En las décadas de los años 60 y 70, en buena
parte de los países Latinoamericanos, se posesionaron férreas dictaduras que se
prolongarían por mucho tiempo. La
experiencia de represión que se vivió
especialmente en los países del cono sur y que llevaría a miles de chilenos,
argentinos, uruguayos, a huir de su patria, dio pie a que surgieran relatos
cuya temática central era narrar las experiencias de torturas y las persecuciones
realizadas por los gobiernos dictatoriales. A estos relatos se le conocería
como literatura testimonial; su génesis, transformaciones
y matices han sido estudiados
ampliamente por numerosos críticos e investigadores en las últimas décadas. Se
ha puesto en discusión igualmente la pertinencia literaria de estos discursos
que abundan tanto en la propuesta política, el apego a lo real y la denuncia
como necesidad y meta última. Se ha hablado de su carácter transitorio por la
desaparición física de dictadores y sistemas represores de evidente factura
totalitaria; sin embargo nuestra propuesta pretende no sólo mostrar la vigencia
de estos relatos, sino el sentido universal que ha adquirido, en este caso, el
desarraigo como forma cultural aún
vigente.
En nuestro trabajo pretendemos estudiar la literatura testimonial que se desarrolló en Chile a raíz del golpe
militar de 1973 que generó no sólo la persecución, tortura y desaparición de miles
de chilenos, sino también el exilio forzoso de intelectuales, académicos,
políticos que desde los más distantes rincones del mundo alzaron la voz para
contar sus experiencias y denunciar las atrocidades a las que habían sido
sometidos. María Teresa Cárdenas en su ensayo “Literatura chilena del exilio.

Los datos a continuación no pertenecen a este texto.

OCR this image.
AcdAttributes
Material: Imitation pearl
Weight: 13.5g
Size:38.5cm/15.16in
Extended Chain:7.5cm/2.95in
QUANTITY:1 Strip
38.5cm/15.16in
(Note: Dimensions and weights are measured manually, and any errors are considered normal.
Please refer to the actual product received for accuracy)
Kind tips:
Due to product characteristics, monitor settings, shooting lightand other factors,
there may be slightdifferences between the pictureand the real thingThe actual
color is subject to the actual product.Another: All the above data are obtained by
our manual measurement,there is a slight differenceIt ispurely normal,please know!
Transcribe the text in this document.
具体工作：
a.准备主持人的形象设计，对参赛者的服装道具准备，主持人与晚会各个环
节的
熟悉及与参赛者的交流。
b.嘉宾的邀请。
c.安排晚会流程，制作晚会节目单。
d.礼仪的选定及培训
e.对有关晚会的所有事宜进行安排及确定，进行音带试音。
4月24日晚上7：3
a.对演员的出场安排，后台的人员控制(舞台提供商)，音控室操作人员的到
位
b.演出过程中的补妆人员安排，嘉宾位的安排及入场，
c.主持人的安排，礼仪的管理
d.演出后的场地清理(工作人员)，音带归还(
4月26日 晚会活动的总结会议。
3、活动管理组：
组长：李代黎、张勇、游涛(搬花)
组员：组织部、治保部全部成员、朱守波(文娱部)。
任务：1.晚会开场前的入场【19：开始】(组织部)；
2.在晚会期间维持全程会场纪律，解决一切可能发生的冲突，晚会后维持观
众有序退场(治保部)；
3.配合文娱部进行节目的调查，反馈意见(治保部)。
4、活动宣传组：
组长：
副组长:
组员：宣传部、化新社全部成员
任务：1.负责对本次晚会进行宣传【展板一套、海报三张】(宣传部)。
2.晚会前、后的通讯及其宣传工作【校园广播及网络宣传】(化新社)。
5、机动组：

Rastros de una obra dispersa” da cuenta de la tesonera labor que escritores e
intelectuales emprendieron a raíz de su destierro para contar las experiencias
de torturas ya padecidas, así como de la manera en que el exilio había marcado
sus vidas. Apunta la investigadora:
Una cantidad aún indeterminada de
poetas, narradores y dramaturgos –sin distinción de edades, corriente
literaria ni generación- vivió entre 1973 y 1990 la experiencia del destierro.
Y si todavía no hay cifras oficiales respecto a las personas que sufrieron esta
pena –ACNUR habló en algún momento de 500 mil- menos voluntad ha habido hasta
ahora de contabilizar a los escritores. [1]
Por
otra parte, encontramos que Estela Aguirre, Sonia Chamorro y Carmen Correa
diseñaron una página web ( http://www.abacq.net/imagineria/009.htm)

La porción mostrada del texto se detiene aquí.